AHIS 2505(S) – Survey of Indigenous Art History explores material, visual and cultural production and performance histories of Indigenous art in Canada from time immemorial to present day. Organized both territorially and thematically, the course is situated in relation to issues of representation, self-determination, resurgence, continuity, nationhood, colonial expansion, inclusions and exclusions of national narratives and the development of Indigenous art histories.

AHIS 3463(SB) – Exhibiting Indigenous Art will explore issues of museum representation of Indigenous visual material and cultural production and investigate contemporary exhibitions of Indigenous art from 1967 to the present.

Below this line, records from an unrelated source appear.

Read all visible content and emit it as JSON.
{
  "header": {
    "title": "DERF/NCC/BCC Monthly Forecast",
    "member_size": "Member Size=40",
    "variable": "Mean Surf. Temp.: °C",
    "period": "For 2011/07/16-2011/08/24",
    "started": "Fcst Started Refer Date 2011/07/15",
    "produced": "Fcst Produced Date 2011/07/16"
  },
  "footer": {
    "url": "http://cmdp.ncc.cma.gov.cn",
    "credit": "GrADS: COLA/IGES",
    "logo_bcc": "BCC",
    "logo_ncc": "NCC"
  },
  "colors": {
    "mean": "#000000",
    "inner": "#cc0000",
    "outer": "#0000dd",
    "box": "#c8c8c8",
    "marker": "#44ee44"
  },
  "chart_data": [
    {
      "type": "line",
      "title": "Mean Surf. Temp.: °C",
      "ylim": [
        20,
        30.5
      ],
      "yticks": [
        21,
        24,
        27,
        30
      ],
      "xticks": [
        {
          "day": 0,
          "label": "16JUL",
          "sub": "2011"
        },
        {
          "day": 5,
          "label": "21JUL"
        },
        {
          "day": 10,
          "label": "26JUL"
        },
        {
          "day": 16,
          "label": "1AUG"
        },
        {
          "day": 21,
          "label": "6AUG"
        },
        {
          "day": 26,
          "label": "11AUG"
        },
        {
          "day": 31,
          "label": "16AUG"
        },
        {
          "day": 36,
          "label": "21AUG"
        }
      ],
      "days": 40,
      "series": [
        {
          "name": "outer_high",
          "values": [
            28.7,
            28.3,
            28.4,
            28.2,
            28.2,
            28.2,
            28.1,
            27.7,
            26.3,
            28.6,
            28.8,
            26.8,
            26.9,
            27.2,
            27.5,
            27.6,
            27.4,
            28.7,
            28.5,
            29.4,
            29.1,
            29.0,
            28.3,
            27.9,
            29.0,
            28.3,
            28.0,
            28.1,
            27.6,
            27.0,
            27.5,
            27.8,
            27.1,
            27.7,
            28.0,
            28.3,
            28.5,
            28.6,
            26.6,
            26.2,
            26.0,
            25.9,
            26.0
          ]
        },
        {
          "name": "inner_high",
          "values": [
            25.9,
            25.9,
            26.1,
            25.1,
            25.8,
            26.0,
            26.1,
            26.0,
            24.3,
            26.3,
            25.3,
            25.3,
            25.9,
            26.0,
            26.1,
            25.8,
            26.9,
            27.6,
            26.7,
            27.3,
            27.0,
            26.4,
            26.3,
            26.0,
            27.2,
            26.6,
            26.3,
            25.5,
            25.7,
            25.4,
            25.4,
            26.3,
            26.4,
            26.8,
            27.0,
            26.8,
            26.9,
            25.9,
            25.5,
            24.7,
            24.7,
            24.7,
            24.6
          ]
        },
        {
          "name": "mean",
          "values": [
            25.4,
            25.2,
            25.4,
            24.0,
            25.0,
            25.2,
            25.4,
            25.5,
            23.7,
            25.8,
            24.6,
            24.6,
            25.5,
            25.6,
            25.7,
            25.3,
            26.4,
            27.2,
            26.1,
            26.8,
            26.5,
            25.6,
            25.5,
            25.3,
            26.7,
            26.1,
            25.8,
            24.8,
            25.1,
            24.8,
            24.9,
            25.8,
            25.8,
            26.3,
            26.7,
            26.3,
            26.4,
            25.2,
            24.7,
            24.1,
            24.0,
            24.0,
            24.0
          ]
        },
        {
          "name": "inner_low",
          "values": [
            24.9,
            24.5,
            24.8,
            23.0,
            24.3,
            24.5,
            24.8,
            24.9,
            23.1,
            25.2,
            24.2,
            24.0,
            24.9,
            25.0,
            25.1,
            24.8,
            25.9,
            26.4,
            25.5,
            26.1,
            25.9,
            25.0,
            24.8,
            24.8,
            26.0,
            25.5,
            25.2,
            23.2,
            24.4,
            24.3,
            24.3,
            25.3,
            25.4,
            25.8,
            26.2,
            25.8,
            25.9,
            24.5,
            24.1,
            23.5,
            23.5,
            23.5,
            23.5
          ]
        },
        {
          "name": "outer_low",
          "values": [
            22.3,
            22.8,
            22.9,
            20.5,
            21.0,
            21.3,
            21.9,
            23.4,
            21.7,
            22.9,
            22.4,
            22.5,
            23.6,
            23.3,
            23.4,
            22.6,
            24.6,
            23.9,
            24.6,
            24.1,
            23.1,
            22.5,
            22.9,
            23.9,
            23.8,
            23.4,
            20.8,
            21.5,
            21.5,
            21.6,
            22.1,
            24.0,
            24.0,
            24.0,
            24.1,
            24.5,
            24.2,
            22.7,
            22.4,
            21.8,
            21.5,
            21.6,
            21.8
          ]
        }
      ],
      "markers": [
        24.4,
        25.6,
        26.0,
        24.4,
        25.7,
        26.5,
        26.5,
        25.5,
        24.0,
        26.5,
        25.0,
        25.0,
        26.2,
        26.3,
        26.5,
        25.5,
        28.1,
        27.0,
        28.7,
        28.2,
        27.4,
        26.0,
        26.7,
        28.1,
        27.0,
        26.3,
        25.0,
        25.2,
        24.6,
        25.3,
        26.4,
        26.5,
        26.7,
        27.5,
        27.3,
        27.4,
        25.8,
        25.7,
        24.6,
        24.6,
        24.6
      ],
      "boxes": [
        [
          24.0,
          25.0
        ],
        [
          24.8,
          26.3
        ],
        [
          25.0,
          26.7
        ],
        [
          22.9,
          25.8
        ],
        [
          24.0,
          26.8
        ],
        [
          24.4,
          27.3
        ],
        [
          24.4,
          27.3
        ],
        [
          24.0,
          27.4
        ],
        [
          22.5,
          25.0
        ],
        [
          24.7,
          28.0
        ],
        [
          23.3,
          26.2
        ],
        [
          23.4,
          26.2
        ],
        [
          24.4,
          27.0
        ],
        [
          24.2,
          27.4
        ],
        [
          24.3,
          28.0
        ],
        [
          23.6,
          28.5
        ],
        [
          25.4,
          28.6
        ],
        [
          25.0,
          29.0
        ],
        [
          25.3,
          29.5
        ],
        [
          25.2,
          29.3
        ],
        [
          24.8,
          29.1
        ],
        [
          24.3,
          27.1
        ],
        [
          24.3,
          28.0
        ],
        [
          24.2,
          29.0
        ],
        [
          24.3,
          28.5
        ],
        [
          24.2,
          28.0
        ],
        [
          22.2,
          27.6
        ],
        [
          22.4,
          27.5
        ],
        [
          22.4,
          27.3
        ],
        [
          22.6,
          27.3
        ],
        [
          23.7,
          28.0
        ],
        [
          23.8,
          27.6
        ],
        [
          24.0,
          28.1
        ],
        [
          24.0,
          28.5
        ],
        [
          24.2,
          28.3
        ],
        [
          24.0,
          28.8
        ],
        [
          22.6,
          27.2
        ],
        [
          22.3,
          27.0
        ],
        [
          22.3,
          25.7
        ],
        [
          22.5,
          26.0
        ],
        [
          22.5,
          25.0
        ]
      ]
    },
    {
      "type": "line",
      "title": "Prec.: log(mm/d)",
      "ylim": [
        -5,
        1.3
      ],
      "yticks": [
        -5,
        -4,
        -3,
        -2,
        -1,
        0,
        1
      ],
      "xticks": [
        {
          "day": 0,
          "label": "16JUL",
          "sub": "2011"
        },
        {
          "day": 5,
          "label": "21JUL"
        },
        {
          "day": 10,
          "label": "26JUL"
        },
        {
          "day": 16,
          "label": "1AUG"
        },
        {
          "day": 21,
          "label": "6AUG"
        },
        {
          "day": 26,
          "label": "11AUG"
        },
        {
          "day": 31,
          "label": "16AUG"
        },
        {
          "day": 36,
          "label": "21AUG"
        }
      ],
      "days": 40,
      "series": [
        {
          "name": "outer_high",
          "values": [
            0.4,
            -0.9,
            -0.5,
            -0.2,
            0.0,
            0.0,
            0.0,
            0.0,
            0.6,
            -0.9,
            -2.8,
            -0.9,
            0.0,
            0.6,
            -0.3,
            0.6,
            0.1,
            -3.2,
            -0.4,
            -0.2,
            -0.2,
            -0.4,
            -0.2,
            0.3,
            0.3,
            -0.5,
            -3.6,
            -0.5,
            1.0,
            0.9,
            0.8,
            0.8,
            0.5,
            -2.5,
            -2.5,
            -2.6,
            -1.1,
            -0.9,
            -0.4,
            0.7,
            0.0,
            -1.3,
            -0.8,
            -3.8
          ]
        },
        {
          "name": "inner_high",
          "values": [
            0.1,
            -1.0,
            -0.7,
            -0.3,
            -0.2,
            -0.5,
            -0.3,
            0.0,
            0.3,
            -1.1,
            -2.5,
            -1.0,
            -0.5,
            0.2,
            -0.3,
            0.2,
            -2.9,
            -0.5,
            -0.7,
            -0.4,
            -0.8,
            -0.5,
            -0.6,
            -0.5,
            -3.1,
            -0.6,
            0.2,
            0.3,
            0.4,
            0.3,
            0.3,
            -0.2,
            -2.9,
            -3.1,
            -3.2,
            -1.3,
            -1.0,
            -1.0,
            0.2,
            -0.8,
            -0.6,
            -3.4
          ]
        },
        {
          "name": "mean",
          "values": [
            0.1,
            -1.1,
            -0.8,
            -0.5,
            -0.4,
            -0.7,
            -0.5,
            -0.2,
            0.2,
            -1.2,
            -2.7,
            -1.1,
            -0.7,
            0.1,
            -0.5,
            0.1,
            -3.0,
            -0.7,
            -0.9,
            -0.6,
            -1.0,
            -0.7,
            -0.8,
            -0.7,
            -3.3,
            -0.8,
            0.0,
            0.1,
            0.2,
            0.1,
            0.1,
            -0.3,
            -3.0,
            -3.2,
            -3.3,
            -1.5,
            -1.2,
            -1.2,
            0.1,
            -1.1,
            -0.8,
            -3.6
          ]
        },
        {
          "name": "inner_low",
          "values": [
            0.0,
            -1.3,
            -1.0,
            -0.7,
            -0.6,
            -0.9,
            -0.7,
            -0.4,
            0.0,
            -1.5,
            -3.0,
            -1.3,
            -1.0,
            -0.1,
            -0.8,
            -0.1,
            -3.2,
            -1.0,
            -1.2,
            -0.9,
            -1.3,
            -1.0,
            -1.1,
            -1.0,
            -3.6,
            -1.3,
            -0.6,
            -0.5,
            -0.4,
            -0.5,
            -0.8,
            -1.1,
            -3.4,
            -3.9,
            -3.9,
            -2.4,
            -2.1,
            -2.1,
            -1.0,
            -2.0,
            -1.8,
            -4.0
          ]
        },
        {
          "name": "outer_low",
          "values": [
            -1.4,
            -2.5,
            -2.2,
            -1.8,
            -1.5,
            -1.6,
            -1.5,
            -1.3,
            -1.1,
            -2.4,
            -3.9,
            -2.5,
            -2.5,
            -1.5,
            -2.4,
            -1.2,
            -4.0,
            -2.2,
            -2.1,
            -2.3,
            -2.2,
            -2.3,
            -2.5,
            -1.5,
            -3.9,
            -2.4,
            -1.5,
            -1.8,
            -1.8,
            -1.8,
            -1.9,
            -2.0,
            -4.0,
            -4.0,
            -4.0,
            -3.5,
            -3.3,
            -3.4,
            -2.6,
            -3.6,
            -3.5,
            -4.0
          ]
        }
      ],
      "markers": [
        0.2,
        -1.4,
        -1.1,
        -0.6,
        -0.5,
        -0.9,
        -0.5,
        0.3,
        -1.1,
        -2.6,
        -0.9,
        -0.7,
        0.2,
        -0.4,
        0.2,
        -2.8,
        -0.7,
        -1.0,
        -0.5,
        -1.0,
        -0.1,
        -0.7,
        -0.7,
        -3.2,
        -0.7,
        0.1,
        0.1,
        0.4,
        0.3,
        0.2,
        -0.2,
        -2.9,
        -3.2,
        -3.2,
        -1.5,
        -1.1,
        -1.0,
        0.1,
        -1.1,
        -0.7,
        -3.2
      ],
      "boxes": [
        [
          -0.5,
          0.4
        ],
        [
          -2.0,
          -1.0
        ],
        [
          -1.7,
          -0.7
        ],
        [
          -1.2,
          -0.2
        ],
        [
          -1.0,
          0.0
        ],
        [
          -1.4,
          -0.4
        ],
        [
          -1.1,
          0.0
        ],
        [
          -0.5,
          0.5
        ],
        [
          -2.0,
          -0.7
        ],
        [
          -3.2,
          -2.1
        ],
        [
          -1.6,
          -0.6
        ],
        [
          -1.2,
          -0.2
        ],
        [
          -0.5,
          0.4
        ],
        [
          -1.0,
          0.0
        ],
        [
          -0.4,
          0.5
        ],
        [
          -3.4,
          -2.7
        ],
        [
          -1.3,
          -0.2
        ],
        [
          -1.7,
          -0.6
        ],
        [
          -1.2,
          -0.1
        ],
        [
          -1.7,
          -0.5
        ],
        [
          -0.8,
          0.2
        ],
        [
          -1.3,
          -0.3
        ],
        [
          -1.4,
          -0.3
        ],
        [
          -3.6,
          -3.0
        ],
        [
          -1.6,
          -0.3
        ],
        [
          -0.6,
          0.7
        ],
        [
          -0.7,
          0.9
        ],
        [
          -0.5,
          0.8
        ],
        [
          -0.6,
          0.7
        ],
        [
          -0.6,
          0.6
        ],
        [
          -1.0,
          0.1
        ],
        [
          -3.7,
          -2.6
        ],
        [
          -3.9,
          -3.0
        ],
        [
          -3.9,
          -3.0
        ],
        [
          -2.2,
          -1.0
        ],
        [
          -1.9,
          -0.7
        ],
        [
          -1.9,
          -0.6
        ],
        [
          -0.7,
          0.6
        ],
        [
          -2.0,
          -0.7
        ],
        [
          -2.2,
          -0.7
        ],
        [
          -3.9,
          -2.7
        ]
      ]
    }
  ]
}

AHIS 3856(SB) – Reverse Shot: Postcolonial Cinema explores global political and postcolonial cinema from revolutionary roots to contemporary counter-narratives, and is a study of the most significant films, filmmakers and movements that make up this canon of cinema (1960s to present day). Students will analyze global cultural representation in mass-market Hollywood films to further critical thinking about the gaze and to understand postcolonial film as a vitally necessary counter-perspective or “reverse shot.”

PHOT2800(SB) – Drone Pilot Training. In collaboration with the Canadian Drone Institute, this course offers Media Arts students the training to acquire a Transport Canada Small Basic RPAS licence for legally operating Remotely Piloted Aircraft Systems (drones). With the successful completion of Transport Canada’s RPAS examination, students will be allowed to operate compliant RPAS in unrestricted airspace according to NSCAD’s Standard Operating Procedure. Students will learn common ground station interfaces and flight techniques for still and moving image based applications. This class requires co-registration in The Canadian Drone Institute’s Small Basic Drone Pilot Certificate Preparation Course, which has a fee.

ARTS-4000 – Studio 1(S). This level of independent production of art work expects students to work toward a body of finished professional work. Regular critical engagement with the instructor and the class is a key component.